Non contents de présenter des offres inférieures à ce qu'attendait la collectivité, les deux candidats refusent par ailleurs de supporter le risque sportif lié à la conclusion de la convention d’occupation du stade avec le club résident contre le paiement d’une redevance par ce dernier. Là encore, en proposant qu’une partie de ce risque soit supportée par le Grand Nancy en cas de dégradation des performances du club résident, les deux candidats dénaturent l'esprit du BEA et tendent à obtenir des conditions contractuelles similaires à celles du PPP.

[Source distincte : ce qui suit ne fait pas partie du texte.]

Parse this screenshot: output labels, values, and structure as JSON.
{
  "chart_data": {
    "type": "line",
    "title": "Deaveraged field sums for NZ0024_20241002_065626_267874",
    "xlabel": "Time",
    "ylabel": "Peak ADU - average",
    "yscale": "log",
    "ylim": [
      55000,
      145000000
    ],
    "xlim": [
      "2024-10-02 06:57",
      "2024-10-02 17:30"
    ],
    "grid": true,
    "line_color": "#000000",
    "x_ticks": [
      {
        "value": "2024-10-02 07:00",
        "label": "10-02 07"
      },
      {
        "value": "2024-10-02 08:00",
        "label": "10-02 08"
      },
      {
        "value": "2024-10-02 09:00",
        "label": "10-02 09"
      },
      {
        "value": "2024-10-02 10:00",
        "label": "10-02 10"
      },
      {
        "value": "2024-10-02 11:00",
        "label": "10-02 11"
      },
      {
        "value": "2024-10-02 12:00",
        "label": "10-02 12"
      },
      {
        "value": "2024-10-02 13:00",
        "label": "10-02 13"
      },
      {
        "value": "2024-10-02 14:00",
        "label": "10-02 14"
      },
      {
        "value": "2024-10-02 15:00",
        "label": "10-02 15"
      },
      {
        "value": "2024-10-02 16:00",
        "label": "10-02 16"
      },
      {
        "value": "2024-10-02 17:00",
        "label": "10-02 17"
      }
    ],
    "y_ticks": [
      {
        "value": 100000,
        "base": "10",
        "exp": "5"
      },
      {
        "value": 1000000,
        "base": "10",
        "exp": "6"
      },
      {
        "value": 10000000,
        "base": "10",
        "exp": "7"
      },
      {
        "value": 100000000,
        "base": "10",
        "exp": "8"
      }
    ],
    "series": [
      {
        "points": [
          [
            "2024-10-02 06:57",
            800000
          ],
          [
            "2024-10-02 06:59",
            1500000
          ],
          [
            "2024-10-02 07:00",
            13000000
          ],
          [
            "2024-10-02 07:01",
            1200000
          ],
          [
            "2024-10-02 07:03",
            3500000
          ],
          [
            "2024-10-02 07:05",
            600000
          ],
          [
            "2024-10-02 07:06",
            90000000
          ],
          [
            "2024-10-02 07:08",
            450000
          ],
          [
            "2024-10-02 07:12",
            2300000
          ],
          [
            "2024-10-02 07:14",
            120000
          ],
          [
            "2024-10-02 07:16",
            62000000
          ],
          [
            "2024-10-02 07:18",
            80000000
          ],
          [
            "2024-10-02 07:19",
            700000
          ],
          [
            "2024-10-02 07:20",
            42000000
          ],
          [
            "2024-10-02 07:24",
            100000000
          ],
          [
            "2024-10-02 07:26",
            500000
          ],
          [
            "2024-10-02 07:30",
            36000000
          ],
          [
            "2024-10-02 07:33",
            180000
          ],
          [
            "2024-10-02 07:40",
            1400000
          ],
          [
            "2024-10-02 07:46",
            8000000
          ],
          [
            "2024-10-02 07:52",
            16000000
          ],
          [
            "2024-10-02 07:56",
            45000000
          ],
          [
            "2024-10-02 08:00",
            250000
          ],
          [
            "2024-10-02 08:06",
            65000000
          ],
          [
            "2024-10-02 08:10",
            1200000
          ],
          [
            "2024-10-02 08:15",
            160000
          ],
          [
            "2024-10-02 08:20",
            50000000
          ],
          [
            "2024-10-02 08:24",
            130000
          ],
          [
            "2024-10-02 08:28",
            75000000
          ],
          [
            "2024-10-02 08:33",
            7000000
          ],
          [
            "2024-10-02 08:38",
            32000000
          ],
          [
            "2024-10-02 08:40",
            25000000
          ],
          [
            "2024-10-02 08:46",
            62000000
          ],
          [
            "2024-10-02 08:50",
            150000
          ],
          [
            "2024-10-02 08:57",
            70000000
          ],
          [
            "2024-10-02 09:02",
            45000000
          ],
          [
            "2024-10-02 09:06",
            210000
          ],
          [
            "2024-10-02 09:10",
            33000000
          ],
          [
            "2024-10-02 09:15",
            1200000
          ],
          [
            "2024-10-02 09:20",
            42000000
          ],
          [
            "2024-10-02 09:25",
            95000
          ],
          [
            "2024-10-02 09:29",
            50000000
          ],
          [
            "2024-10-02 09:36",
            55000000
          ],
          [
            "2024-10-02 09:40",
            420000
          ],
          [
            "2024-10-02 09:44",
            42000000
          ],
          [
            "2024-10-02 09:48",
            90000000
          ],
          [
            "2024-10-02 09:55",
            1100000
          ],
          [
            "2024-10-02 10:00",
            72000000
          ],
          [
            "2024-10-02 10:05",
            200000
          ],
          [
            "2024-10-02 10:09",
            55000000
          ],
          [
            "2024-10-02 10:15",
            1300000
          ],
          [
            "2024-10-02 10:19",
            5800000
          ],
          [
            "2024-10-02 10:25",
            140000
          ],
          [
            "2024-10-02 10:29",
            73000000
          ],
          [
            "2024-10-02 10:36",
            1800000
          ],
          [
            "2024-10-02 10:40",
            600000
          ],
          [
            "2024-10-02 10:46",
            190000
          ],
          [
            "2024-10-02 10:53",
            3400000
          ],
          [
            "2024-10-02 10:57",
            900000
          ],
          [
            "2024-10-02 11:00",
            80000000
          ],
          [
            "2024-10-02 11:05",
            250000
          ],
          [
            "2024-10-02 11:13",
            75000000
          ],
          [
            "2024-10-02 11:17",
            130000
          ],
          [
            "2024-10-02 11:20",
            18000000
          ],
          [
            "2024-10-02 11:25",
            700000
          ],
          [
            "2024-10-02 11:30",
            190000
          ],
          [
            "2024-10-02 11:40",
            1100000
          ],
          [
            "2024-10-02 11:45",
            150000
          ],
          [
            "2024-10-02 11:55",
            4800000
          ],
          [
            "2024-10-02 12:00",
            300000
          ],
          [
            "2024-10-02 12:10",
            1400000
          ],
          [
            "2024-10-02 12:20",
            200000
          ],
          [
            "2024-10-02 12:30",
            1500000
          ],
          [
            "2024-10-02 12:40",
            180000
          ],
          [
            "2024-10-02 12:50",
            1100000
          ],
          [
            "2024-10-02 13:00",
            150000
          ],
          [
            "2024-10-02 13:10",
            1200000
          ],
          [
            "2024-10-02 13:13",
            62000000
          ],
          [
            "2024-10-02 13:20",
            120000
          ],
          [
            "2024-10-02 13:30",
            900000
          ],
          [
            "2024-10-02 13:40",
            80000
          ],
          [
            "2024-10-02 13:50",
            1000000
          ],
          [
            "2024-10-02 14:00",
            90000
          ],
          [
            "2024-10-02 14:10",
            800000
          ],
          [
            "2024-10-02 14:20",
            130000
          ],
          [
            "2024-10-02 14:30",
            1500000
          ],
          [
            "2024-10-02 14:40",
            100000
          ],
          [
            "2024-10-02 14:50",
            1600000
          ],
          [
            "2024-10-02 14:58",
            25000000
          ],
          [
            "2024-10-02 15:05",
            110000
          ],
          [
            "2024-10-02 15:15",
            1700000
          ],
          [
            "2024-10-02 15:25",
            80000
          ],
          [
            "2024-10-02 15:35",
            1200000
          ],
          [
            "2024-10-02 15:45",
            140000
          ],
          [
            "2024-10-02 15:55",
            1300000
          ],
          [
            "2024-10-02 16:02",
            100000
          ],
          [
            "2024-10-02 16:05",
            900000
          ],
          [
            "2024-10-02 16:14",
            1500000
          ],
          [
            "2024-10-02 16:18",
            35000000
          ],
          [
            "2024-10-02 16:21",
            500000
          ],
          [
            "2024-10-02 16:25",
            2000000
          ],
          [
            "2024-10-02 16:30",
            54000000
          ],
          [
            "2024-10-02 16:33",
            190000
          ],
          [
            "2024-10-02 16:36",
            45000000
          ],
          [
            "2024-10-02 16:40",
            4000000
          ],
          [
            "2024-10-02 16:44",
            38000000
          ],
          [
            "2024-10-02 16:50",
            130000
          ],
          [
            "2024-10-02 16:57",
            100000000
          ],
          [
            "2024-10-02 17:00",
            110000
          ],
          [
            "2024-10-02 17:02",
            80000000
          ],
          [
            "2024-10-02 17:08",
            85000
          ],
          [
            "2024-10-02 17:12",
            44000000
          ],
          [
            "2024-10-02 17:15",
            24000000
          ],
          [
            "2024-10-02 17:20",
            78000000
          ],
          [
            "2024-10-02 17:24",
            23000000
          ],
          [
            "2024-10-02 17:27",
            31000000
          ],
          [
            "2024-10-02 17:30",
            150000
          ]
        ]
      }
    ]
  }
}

A l'unanimité, le conseil de communauté déclara infructueuse la procédure de publicité et de mise en concurrence en vue de la passation d’un BEA pour la rénovation du stade Marcel Picot et en approuva l’arrêt.
L'épilogue – provisoire – de ce triste épisode intervint fin 2014, quand le Grand Nancy, agacé de la demande du club de changer une pelouse synthétique qui pouvait encore durer cinq ans, proposa ni plus ni moins à l'ASNL de racheter l'enceinte. On en reparlera sans doute un jour… Quand Nancy sera de retour en L1 et retrouvera sa santé économique.
Les renoncements de Strasbourg et Nancy à la fin de l'année 2011 furent l'occasion pour Metz d'y aller de son chant du cygne. Retoqué par la FFF en 2009 – après avoir notamment évoqué la construction d'un nouveau stade pour 120 millions d'euros –, le dossier messin ressortait du chapeau pour porter les derniers espoirs du Grand Est. Espoirs minces en vérité.
Pour coller au cahier des charges de l'UEFA, Metz imaginait dans son dernier projet un agrandissement du stade Saint-Symphorien à 35.000 places contre un investissement compris entre 40 à 45 millions d'euros, dont 10 millions de la ville, 10 millions du département et 8 millions de l'Etat. Mais très vite on s'aperçut que la facture allait s'envoler jusqu'à atteindre 60 millions. Finalement, le maire Dominique Gros se planqua derrière le manque de garanties de l'Etat et se mit définitivement hors jeu.
Sans aucune ville hôte, ni dans le Grand Ouest ni dans le Grand Est, la carte de France des sites de l'Euro 2016 était finalement conforme aux schémas tactiques du football moderne et à son jeu sans ailier…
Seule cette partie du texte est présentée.